Histopathology shows parakeratosis and accumulation of melanin within the longitudinal groove of the affected nail plate and between the nail bed keratinocytes [1,16]. Systemic
syndromes have not shown any association with familial median canaliform nail dystrophy. The familial occurrence of median canaliform nail dystrophy has rarely been described. As per our literature survey, only four families with median canaliform nail dystrophy have been described to date [6,12,17]. In all four families, the mother was a common member affected. The differential diagnosis of median canaliform nail dystrophy includes habit tic deformity, digital mucous cyst, lichen striatus, nail-patella syndrome, nail pterygium, Raynaud disease and trachyonychia all of which show longitudinal ridging of the nail plate [3]. The habit tic deformity is the closest differential which produces transverse ridges along the central nail plate depression (Figure 3) [18] instead of a longitudinal groove with lateral projections [5] as seen in MCD (Figure 4).

 

It is caused by the constant or habitual rubbing of the thumb’s proximal nail fold by the tip of the second digit. Subungual skin tumors such
as glomus tumors [13] and myxoid tumors have also been described to cause longitudinal grooving, lifting off the nail plate from the nail bed resulting in a tube-like structure
(solenos) distal to it. Hence, MCD has also been referred to as solenonychina. Co-existing conditions have been observed in some patients with median canaliform nail dystrophy. Sutton RL Jr. [19] described the case of a 19-year old woman who presented with a fragment of fleshy tissue within the dystrophic nail canal. The extraction of this tissue resulted in the resolution of the nail deformity, however, the condition reappeared. The management of MCD is a therapeutic challenge as no therapy has been shown to be consistently successful. Many patients present quite late for a dermatology opinion due to the relatively asymptomatic nature of the disease and many times irreversible damage to the nail sets in. If the patients have a known psychiatric illness, for example, impulse-control or obsessivecompulsive disorder, a psychiatry consultation must be sought.

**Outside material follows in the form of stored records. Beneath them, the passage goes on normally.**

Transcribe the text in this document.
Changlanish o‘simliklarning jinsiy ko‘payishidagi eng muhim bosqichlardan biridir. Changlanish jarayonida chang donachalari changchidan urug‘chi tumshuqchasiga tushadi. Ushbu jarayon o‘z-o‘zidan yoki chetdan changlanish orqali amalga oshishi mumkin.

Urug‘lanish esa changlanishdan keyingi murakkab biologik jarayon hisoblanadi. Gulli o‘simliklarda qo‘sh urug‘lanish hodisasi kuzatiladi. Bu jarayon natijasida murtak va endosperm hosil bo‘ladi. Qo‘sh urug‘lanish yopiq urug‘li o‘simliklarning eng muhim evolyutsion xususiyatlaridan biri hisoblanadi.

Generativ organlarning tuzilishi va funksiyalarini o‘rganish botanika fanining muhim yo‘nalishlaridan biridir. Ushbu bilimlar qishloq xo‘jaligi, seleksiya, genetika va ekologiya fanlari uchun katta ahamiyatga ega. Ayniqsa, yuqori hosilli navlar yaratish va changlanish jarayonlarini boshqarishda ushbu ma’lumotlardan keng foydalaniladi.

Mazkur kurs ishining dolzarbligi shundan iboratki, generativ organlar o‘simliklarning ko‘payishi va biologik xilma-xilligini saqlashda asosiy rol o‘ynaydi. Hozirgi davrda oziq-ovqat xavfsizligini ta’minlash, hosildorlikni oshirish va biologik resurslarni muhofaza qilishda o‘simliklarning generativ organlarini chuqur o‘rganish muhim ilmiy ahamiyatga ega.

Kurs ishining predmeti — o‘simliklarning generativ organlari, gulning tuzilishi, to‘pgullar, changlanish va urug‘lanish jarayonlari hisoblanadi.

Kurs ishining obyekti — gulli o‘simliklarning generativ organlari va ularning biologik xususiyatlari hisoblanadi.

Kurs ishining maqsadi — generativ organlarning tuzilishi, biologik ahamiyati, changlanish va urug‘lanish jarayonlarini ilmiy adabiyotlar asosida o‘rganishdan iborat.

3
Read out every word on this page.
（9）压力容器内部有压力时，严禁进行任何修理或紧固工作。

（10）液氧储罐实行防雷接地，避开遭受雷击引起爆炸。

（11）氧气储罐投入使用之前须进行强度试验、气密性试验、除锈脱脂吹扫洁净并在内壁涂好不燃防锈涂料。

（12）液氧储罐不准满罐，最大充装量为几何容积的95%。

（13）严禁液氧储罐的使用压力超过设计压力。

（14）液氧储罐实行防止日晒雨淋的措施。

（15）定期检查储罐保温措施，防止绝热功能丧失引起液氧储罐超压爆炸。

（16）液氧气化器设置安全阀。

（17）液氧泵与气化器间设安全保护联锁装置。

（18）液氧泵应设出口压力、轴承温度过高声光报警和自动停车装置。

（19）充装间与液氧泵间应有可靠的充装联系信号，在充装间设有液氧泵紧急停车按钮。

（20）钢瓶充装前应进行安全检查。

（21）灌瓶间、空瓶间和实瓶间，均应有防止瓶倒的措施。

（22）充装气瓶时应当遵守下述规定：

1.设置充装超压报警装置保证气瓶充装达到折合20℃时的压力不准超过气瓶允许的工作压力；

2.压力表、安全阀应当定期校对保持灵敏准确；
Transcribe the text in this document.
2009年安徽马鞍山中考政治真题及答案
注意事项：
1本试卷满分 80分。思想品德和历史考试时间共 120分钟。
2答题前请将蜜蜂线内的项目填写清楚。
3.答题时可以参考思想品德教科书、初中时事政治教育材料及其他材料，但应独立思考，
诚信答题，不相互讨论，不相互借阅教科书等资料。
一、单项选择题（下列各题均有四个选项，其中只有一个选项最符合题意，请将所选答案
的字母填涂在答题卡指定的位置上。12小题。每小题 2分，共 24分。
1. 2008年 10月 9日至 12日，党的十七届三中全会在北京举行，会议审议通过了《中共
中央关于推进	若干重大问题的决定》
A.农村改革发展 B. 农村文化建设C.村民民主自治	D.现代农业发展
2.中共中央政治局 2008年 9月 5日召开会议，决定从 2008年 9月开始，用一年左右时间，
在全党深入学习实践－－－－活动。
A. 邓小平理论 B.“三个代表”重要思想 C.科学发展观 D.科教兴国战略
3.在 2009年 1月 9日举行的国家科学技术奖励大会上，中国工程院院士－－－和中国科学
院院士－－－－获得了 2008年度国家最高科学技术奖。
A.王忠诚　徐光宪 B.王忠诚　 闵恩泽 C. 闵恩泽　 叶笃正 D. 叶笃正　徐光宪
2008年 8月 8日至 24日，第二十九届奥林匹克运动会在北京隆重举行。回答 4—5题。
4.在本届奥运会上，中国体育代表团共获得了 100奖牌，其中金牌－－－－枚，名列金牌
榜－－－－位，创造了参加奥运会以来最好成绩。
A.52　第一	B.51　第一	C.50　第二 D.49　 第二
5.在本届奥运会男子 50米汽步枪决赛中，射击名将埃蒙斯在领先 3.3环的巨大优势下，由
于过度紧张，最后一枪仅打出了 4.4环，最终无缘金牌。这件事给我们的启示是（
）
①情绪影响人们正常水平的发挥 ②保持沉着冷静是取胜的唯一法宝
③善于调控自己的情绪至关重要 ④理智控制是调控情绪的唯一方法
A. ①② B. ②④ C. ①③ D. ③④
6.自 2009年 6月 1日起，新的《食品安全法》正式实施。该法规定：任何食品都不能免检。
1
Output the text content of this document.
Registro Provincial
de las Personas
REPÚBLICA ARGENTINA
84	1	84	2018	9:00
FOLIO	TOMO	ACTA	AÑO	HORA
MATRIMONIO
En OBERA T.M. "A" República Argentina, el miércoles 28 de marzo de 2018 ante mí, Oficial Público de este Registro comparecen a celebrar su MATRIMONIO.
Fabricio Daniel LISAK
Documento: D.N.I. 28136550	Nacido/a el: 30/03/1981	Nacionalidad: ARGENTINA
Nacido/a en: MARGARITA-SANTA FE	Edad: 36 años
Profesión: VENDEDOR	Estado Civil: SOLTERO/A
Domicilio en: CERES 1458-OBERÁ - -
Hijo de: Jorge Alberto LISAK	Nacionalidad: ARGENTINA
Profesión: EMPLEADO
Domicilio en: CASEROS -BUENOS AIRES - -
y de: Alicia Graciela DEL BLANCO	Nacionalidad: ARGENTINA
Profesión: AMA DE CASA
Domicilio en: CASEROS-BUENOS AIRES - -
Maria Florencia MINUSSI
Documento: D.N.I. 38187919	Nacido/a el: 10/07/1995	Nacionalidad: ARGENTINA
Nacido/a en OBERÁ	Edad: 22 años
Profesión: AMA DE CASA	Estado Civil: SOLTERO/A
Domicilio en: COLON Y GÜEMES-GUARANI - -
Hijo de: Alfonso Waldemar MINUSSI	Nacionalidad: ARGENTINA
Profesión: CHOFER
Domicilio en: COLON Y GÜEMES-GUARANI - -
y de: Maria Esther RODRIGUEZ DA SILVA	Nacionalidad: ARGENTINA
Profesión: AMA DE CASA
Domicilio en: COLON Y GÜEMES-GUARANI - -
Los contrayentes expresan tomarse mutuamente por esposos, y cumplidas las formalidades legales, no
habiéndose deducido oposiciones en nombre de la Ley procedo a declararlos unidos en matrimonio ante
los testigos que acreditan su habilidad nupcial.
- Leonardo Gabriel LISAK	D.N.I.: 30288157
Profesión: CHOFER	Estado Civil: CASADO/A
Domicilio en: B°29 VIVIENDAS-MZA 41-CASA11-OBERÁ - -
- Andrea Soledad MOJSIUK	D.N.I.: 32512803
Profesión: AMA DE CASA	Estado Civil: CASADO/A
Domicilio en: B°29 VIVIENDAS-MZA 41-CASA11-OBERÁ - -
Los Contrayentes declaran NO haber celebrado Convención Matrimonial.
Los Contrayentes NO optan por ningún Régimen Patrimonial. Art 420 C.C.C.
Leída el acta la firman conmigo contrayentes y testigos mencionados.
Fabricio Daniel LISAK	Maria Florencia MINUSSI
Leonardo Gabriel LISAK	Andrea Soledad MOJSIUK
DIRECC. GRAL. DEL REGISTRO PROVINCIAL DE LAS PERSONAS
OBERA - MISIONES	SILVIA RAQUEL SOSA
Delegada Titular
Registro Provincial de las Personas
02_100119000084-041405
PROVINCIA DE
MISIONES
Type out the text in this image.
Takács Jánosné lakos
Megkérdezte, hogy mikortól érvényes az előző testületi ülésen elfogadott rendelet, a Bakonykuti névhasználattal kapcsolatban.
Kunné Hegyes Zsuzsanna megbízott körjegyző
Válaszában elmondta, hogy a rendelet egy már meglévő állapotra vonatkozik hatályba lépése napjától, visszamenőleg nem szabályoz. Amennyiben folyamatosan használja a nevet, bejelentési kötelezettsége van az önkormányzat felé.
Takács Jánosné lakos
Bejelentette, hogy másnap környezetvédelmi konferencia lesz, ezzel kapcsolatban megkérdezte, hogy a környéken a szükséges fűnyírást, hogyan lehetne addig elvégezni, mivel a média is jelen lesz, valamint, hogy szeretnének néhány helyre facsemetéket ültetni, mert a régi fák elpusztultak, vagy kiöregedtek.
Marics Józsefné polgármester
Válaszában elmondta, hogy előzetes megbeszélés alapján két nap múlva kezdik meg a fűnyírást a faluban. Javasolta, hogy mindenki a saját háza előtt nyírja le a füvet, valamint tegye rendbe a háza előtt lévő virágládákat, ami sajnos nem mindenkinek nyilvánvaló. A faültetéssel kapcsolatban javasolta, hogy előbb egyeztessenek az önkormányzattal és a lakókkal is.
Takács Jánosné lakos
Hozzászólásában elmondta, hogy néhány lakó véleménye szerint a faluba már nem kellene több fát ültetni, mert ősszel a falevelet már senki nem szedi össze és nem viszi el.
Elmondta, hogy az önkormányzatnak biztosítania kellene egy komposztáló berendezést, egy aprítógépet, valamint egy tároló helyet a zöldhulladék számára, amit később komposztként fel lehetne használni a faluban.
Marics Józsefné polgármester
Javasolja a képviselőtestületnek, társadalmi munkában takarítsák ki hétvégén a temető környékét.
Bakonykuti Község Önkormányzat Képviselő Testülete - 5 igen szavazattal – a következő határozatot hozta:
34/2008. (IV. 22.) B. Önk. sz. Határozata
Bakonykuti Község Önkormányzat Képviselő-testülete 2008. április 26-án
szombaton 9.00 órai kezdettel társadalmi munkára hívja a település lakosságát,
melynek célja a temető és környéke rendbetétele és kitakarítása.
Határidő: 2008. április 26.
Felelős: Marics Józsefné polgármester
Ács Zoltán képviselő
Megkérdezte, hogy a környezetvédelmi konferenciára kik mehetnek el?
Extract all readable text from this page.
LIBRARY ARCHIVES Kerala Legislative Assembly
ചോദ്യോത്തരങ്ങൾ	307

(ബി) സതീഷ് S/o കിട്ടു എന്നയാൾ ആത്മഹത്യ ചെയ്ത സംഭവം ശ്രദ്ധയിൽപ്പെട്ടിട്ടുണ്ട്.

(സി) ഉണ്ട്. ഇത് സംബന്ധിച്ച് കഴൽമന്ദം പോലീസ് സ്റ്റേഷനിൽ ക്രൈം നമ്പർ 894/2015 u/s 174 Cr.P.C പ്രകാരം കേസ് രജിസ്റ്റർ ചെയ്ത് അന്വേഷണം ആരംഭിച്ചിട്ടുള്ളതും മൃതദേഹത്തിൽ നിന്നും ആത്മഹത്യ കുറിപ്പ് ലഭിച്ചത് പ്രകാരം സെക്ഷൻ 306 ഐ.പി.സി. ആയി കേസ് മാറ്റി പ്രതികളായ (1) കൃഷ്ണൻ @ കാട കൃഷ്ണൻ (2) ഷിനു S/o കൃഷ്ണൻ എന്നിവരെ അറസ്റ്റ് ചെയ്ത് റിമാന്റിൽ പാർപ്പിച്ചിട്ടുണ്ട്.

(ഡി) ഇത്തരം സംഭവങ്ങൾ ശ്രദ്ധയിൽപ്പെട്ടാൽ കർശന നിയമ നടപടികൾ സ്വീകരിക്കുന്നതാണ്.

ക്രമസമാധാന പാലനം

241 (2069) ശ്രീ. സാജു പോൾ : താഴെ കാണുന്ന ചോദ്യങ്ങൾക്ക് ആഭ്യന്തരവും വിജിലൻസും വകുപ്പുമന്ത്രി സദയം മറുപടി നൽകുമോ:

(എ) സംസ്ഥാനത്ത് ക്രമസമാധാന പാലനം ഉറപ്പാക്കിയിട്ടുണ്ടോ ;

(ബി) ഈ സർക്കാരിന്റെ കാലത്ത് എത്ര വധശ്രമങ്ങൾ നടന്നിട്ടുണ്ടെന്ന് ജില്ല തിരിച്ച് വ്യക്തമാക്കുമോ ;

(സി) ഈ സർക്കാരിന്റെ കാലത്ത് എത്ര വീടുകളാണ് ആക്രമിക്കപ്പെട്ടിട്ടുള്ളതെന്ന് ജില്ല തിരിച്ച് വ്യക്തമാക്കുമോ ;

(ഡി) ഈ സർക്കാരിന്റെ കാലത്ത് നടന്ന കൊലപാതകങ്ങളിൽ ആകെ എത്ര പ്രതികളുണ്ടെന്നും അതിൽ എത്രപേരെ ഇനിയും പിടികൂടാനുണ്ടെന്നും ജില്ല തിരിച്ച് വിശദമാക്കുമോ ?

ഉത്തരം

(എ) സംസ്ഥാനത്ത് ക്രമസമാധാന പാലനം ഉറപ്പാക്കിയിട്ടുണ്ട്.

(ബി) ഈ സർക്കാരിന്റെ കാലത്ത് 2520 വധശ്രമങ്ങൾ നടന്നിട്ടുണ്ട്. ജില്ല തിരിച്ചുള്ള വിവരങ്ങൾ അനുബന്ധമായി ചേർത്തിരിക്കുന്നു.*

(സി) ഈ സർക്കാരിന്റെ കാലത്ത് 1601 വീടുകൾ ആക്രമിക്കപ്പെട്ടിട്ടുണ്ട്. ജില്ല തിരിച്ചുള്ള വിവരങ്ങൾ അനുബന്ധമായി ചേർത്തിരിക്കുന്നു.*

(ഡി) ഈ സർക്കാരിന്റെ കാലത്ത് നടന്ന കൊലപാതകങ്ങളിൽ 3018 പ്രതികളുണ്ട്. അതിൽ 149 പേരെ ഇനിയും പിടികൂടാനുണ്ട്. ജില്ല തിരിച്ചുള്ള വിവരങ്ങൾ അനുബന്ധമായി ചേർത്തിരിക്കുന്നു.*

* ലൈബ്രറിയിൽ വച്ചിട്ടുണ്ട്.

Tacrolimus, formerly known as FK506, is a macrolide antibiotic with immunosuppressive properties. It exerts its effects principally through impairment of gene expression in target
cells. Tacrolimus binds to an immunophilin, FK506 Binding Protein (FKBP) (Figure 5). This complex inhibits calcineurin phosphatase. The drug inhibits calcium-dependent events, such
as interleukin-2 gene transcription, nitric oxide synthase activation, cell degranulation, and apoptosis [20].

 

CONCLUSION


Familial MCD has rarely been reported. MCD involving the great toe nails is an even rarer entity. In our study, where the patient had involvement of both his great toe nails, a positive
family history in the mother, no psychiatric co-morbidity and no significant drug history, the exact etiology cannot be effectively determined. Tacrolimus through its immunosuppressive action has proven to be effective in the management of our case thereby raising the possibility of an immune-mediated mechanism underlying the pathophysiology of MCD. Genetic
studies need to be performed in order to determine the mode of inheritance for familial MCD.